Are LPs interested in this kind of model? Does it have the kind of growth potential that they need to service their endowments?

It was a bit of a struggle when we did fund four, which was focused on [this newer model]. It was about a third of the size of fund three. But for fund five, the fundraising is [going] like gangbusters. Everybody wants in because the model has proven itself.

I don’t want to name names, but there are two companies [in the portfolio] that are kind of in similar businesses. One was in our third fund and was sort of a traditional Silicon Valley-style investment. And the other was an investment in Idaho, of all places. The first company, which involved a more traditional seed round, we’ve ended up putting in $2.5 million for a 25% stake. The one in Idaho we put in $500,000 for a 25% stake, and the one in Idaho is now twice the size of the Silicon Valley one and growing much faster.

So from what you’re seeing, the returns are actually going to be better than with a traditional Silicon Valley venture [approach].

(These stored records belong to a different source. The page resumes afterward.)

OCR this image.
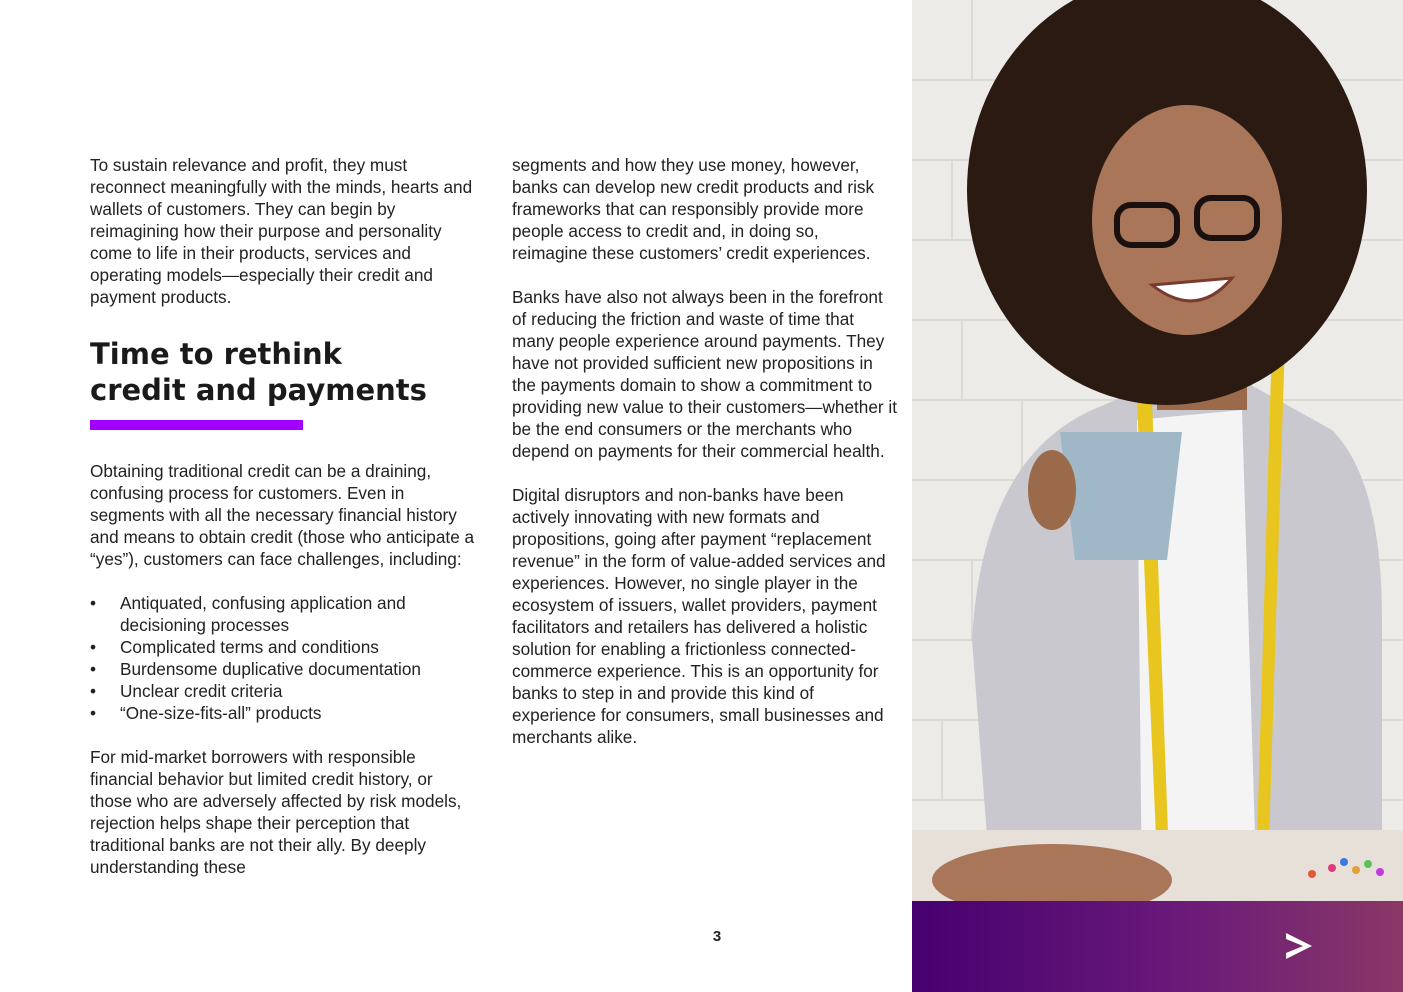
To sustain relevance and profit, they must reconnect meaningfully with the minds, hearts and wallets of customers. They can begin by reimagining how their purpose and personality come to life in their products, services and operating models—especially their credit and payment products.

Time to rethink
credit and payments

Obtaining traditional credit can be a draining, confusing process for customers. Even in segments with all the necessary financial history and means to obtain credit (those who anticipate a “yes”), customers can face challenges, including:

• Antiquated, confusing application and decisioning processes
• Complicated terms and conditions
• Burdensome duplicative documentation
• Unclear credit criteria
• “One-size-fits-all” products

For mid-market borrowers with responsible financial behavior but limited credit history, or those who are adversely affected by risk models, rejection helps shape their perception that traditional banks are not their ally. By deeply understanding these

segments and how they use money, however, banks can develop new credit products and risk frameworks that can responsibly provide more people access to credit and, in doing so, reimagine these customers’ credit experiences.

Banks have also not always been in the forefront of reducing the friction and waste of time that many people experience around payments. They have not provided sufficient new propositions in the payments domain to show a commitment to providing new value to their customers—whether it be the end consumers or the merchants who depend on payments for their commercial health.

Digital disruptors and non-banks have been actively innovating with new formats and propositions, going after payment “replacement revenue” in the form of value-added services and experiences. However, no single player in the ecosystem of issuers, wallet providers, payment facilitators and retailers has delivered a holistic solution for enabling a frictionless connected-commerce experience. This is an opportunity for banks to step in and provide this kind of experience for consumers, small businesses and merchants alike.

3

As I said, I’ve been really disillusioned with Silicon Valley investing for a long time. It reminds me of Wall Street going up to 2008. The idea was, ‘As long as someone wants to buy this [collateralized debt obligation], we’re good.’ Nobody is thinking about: Is this a good product?

So many things that VCs have created are really financial instruments like those CDOs. They aren’t really thinking about whether this is a company that could survive on revenue from its customers. Deals are designed entirely around an exit. As long as you can get some sucker to take them, [you’re good]. So many acquisitions fail, for example, but the VCs are happy because — guess what? — they got their exit.

But now, because funds are raised so quickly, VCs have to show much more traction, which is where things like blitzscaling come in.

Just the way you’re describing it. Can’t you hear what’s wrong with that? It’s for the benefit of the VCs, the VCs have to show, not the entrepreneurs have to show.

Aren’t the LPs addicted to that crack? Don’t they want to see that quick financial traction?

Yeah, but you know that VC returns have actually lagged public markets for four decades now. It’s a little bit like the lottery. The only sure winners are the VCs because the VCs who don’t return their fund get their management fees every year.

A huge amount of the VC capital doesn’t return. Everybody just sees the really big wins. And I know when they happen, it’s really wonderful. But I think [those rare wins] have gotten an outsize place, and they’ve displaced other kinds of investment. It’s part of the structural inequality in our society, where we’re building businesses that are optimized for their financial return rather than their return to society.